The stress factor with school escalated up a few notches the other day when I realized I hated my practicum site, that they were totally unethical, and that I wanted out. I met with my supervisor on campus last night and accomplished getting out. It left me with some free time this week and what does Jules like to do her in free time? Yep, the boys!
Owen texted me this morning to see when I was free this week. His birthday is on Thursday, so he's wanting some birthday sex. Incidentally, April is my favorite month because we fuck like bunnies this month with all the birthday sex mixed in with our normal sex. I told him as it happened I was free until 2pm today. He suggested lunch at my place.
In the interim, Gavin called to see what I was up to today. I told him I'd quit practicum and was in the process of finding a new site. He said he had to work and suggested I come hang out at the beach where he was trimming trees. I said I would and then about 15 minutes later he showed up at the house wanting some late morning sex. Who I am to deny this request, so I happily complied. I blew him and then he flipped me over and gave it to me super hard until he filled me with cum. Once he finished I pretty much rushed him out of the house to work because I knew Owen would be here in like 15 minutes (Yep, I'm a busy girl and I love it - judge all you want.)
Owen walks in and I'd told him since it was his birthday week he could have anything he wanted only I kind of took it back a little. He came in and I was playing with my glass toy (still my favorite!) and he climbs on top of me and starts rubbing his cock against me while I am playing with myself. Finally he tried to enter me with the toy in but it's such a weirdly angled toy it wouldn't work, so I pulled it out and eagerly took him in. He had me cumming in seconds and then he said he wanted my ass. He asked if he could go straight in and I said yes, but that I wanted to flip over. He flipped me and I just thought I soaked the sheets the other day. Holy Mother he had me cumming so hard there was a puddle...lol. I swear it was literally some of the best yet b/c I think I was just super stressed out and he relaxes me so much that I just totally let go. He came pretty quickly for him because it was just that kind of good sex today, but I felt guilty for not giving it to him exactly like he wanted.
We finished and he rolled over and laid on my pillow rubbing my body for a while. I was finally able to move again (and I do mean that literally) and I rolled over and started licking and sucking him. He said he'd cum too much and too hard mere minutes before and couldn't get hard again that fast, but he wanted to play with me with my toys. He did and I came again really hard and then I actually had to ask him to stop b/c it was too intense. He was surprised...I've only told him once before that I couldn't cum anymore right then. He had literally depleted me. I was lightheaded and deliriously happy.
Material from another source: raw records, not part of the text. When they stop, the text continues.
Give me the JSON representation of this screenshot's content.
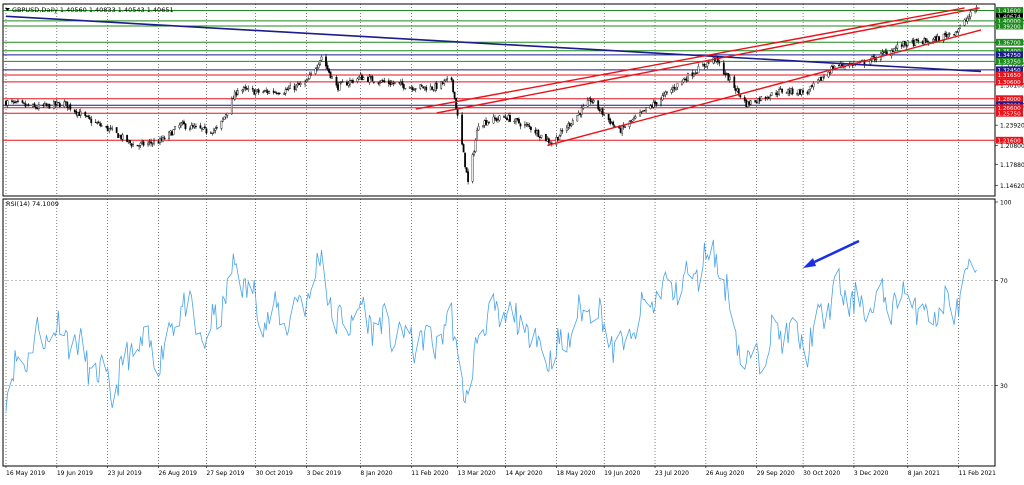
{
  "header": {
    "symbol_text": "GBPUSD,Daily  1.40560 1.40833 1.40543 1.40651",
    "rsi_text": "RSI(14) 74.1009"
  },
  "colors": {
    "candle": "#000000",
    "grid": "#000000",
    "green_level": "#1f8a1f",
    "red_level": "#e8131b",
    "navy_level": "#1c1c8c",
    "trend_red": "#e8131b",
    "trend_navy": "#1c1c8c",
    "rsi_line": "#4aa3e8",
    "arrow": "#1a2ee6"
  },
  "chart_data": [
    {
      "type": "candlestick",
      "title": "",
      "x_tick_labels": [
        "16 May 2019",
        "19 Jun 2019",
        "23 Jul 2019",
        "26 Aug 2019",
        "27 Sep 2019",
        "30 Oct 2019",
        "3 Dec 2019",
        "8 Jan 2020",
        "11 Feb 2020",
        "13 Mar 2020",
        "14 Apr 2020",
        "18 May 2020",
        "19 Jun 2020",
        "23 Jul 2020",
        "26 Aug 2020",
        "29 Sep 2020",
        "30 Oct 2020",
        "3 Dec 2020",
        "8 Jan 2021",
        "11 Feb 2021"
      ],
      "y_tick_labels": [
        "1.14620",
        "1.17880",
        "1.20800",
        "1.23920",
        "1.27000",
        "1.30100",
        "1.33280",
        "1.36700",
        "1.39800"
      ],
      "ylim": [
        1.13,
        1.426
      ],
      "price_levels": [
        {
          "label": "1.41600",
          "value": 1.416,
          "color": "green"
        },
        {
          "label": "1.40674",
          "value": 1.40674,
          "color": "black"
        },
        {
          "label": "1.40000",
          "value": 1.4,
          "color": "green"
        },
        {
          "label": "1.39200",
          "value": 1.392,
          "color": "green"
        },
        {
          "label": "1.36700",
          "value": 1.367,
          "color": "green"
        },
        {
          "label": "1.35400",
          "value": 1.354,
          "color": "green"
        },
        {
          "label": "1.34750",
          "value": 1.3475,
          "color": "navy"
        },
        {
          "label": "1.33750",
          "value": 1.3375,
          "color": "green"
        },
        {
          "label": "1.32450",
          "value": 1.3245,
          "color": "navy"
        },
        {
          "label": "1.31650",
          "value": 1.3165,
          "color": "red"
        },
        {
          "label": "1.30600",
          "value": 1.306,
          "color": "red"
        },
        {
          "label": "1.28000",
          "value": 1.28,
          "color": "red"
        },
        {
          "label": "1.27000",
          "value": 1.27,
          "color": "navy"
        },
        {
          "label": "1.26600",
          "value": 1.266,
          "color": "red"
        },
        {
          "label": "1.25750",
          "value": 1.2575,
          "color": "red"
        },
        {
          "label": "1.21600",
          "value": 1.216,
          "color": "red"
        }
      ],
      "trendlines": [
        {
          "color": "navy",
          "from": {
            "x": "2019-05-16",
            "y": 1.407
          },
          "to": {
            "x": "2021-02-26",
            "y": 1.322
          }
        },
        {
          "color": "red",
          "from": {
            "x": "2020-02-14",
            "y": 1.264
          },
          "to": {
            "x": "2021-02-15",
            "y": 1.42
          }
        },
        {
          "color": "red",
          "from": {
            "x": "2020-02-28",
            "y": 1.258
          },
          "to": {
            "x": "2021-02-25",
            "y": 1.42
          }
        },
        {
          "color": "red",
          "from": {
            "x": "2020-05-12",
            "y": 1.208
          },
          "to": {
            "x": "2021-02-26",
            "y": 1.386
          }
        }
      ],
      "price_path": [
        {
          "x": "2019-05-16",
          "y": 1.275
        },
        {
          "x": "2019-06-05",
          "y": 1.266
        },
        {
          "x": "2019-06-24",
          "y": 1.273
        },
        {
          "x": "2019-07-10",
          "y": 1.248
        },
        {
          "x": "2019-07-26",
          "y": 1.23
        },
        {
          "x": "2019-08-10",
          "y": 1.207
        },
        {
          "x": "2019-08-28",
          "y": 1.215
        },
        {
          "x": "2019-09-10",
          "y": 1.24
        },
        {
          "x": "2019-09-27",
          "y": 1.23
        },
        {
          "x": "2019-10-05",
          "y": 1.233
        },
        {
          "x": "2019-10-18",
          "y": 1.295
        },
        {
          "x": "2019-11-01",
          "y": 1.29
        },
        {
          "x": "2019-11-18",
          "y": 1.292
        },
        {
          "x": "2019-12-03",
          "y": 1.305
        },
        {
          "x": "2019-12-13",
          "y": 1.345
        },
        {
          "x": "2019-12-23",
          "y": 1.298
        },
        {
          "x": "2020-01-08",
          "y": 1.313
        },
        {
          "x": "2020-01-28",
          "y": 1.304
        },
        {
          "x": "2020-02-12",
          "y": 1.298
        },
        {
          "x": "2020-02-26",
          "y": 1.297
        },
        {
          "x": "2020-03-09",
          "y": 1.31
        },
        {
          "x": "2020-03-20",
          "y": 1.15
        },
        {
          "x": "2020-03-27",
          "y": 1.242
        },
        {
          "x": "2020-04-14",
          "y": 1.252
        },
        {
          "x": "2020-05-01",
          "y": 1.235
        },
        {
          "x": "2020-05-15",
          "y": 1.211
        },
        {
          "x": "2020-06-10",
          "y": 1.278
        },
        {
          "x": "2020-06-29",
          "y": 1.23
        },
        {
          "x": "2020-07-23",
          "y": 1.273
        },
        {
          "x": "2020-08-14",
          "y": 1.315
        },
        {
          "x": "2020-09-01",
          "y": 1.342
        },
        {
          "x": "2020-09-22",
          "y": 1.272
        },
        {
          "x": "2020-10-15",
          "y": 1.292
        },
        {
          "x": "2020-11-02",
          "y": 1.29
        },
        {
          "x": "2020-11-20",
          "y": 1.331
        },
        {
          "x": "2020-12-10",
          "y": 1.335
        },
        {
          "x": "2021-01-05",
          "y": 1.364
        },
        {
          "x": "2021-01-25",
          "y": 1.37
        },
        {
          "x": "2021-02-10",
          "y": 1.385
        },
        {
          "x": "2021-02-23",
          "y": 1.42
        }
      ]
    },
    {
      "type": "line",
      "title": "",
      "y_tick_labels": [
        "100",
        "70",
        "30"
      ],
      "ylim": [
        0,
        100
      ],
      "series": [
        {
          "name": "RSI(14)",
          "points": [
            {
              "x": "2019-05-16",
              "y": 30
            },
            {
              "x": "2019-06-05",
              "y": 48
            },
            {
              "x": "2019-06-24",
              "y": 52
            },
            {
              "x": "2019-07-10",
              "y": 38
            },
            {
              "x": "2019-07-26",
              "y": 28
            },
            {
              "x": "2019-08-10",
              "y": 45
            },
            {
              "x": "2019-08-28",
              "y": 42
            },
            {
              "x": "2019-09-10",
              "y": 62
            },
            {
              "x": "2019-09-27",
              "y": 46
            },
            {
              "x": "2019-10-05",
              "y": 58
            },
            {
              "x": "2019-10-18",
              "y": 76
            },
            {
              "x": "2019-11-01",
              "y": 58
            },
            {
              "x": "2019-11-18",
              "y": 55
            },
            {
              "x": "2019-12-03",
              "y": 64
            },
            {
              "x": "2019-12-13",
              "y": 78
            },
            {
              "x": "2019-12-23",
              "y": 52
            },
            {
              "x": "2020-01-08",
              "y": 58
            },
            {
              "x": "2020-01-28",
              "y": 50
            },
            {
              "x": "2020-02-12",
              "y": 47
            },
            {
              "x": "2020-02-26",
              "y": 46
            },
            {
              "x": "2020-03-09",
              "y": 55
            },
            {
              "x": "2020-03-20",
              "y": 20
            },
            {
              "x": "2020-03-27",
              "y": 54
            },
            {
              "x": "2020-04-14",
              "y": 57
            },
            {
              "x": "2020-05-01",
              "y": 50
            },
            {
              "x": "2020-05-15",
              "y": 40
            },
            {
              "x": "2020-06-10",
              "y": 62
            },
            {
              "x": "2020-06-29",
              "y": 42
            },
            {
              "x": "2020-07-23",
              "y": 65
            },
            {
              "x": "2020-08-14",
              "y": 70
            },
            {
              "x": "2020-09-01",
              "y": 82
            },
            {
              "x": "2020-09-22",
              "y": 36
            },
            {
              "x": "2020-10-15",
              "y": 52
            },
            {
              "x": "2020-11-02",
              "y": 45
            },
            {
              "x": "2020-11-20",
              "y": 66
            },
            {
              "x": "2020-12-10",
              "y": 60
            },
            {
              "x": "2021-01-05",
              "y": 64
            },
            {
              "x": "2021-01-25",
              "y": 57
            },
            {
              "x": "2021-02-10",
              "y": 62
            },
            {
              "x": "2021-02-23",
              "y": 74.1
            }
          ]
        }
      ],
      "level_lines": [
        70,
        30
      ]
    }
  ]
}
When we were showering, I invited him back Friday for lunch if he can break away since I have to work on his actual birthday. As I was finishing my shower and he was dressing, I asked him "Are you happy?". He stammered out "Wh-wh-what do you mean?" Instantly I realized what I'd said...I was simply asking if he was happy today and leaving satisfied because of my aforementioned guilt over getting it my way. I think he took that question on a much deeper level. I quickly clarified and he assured me he was very happy with today. Bless his heart though, clearly he's not happy- happy or he wouldn't be having an affair.
While we were fucking, Gavin was calling me telling me where on the beach he was. I called him back after Owen left and headed up to meet him. I'd never been to this particular spot and it was amazingly beautiful. We hung out on the beach, ate lunch, drank some beer, swam, and I got to watch his hot ass climb up a big tall coconut tree and trim it. I don't know why, but there is something super sexy about that to me.
Over dinner tonight, Russell made an interesting observation. For a long time, he lost interest in cooking. I learned how and we pretty much split it now as to who cooks here, which is funny because I refused to cook when we were together. Anyway, he remarked that he had a theory about why he was interested in cooking new things and why he was interested in cooking again period. He said it's because I cook for people to enjoy and I'm finally ready to do that for you again. We're getting back to good and that makes me happy. It was the goal of this divorce and I see it coming along day by day. We've both let go of a lot of the hurt and anger and that feels fantastic.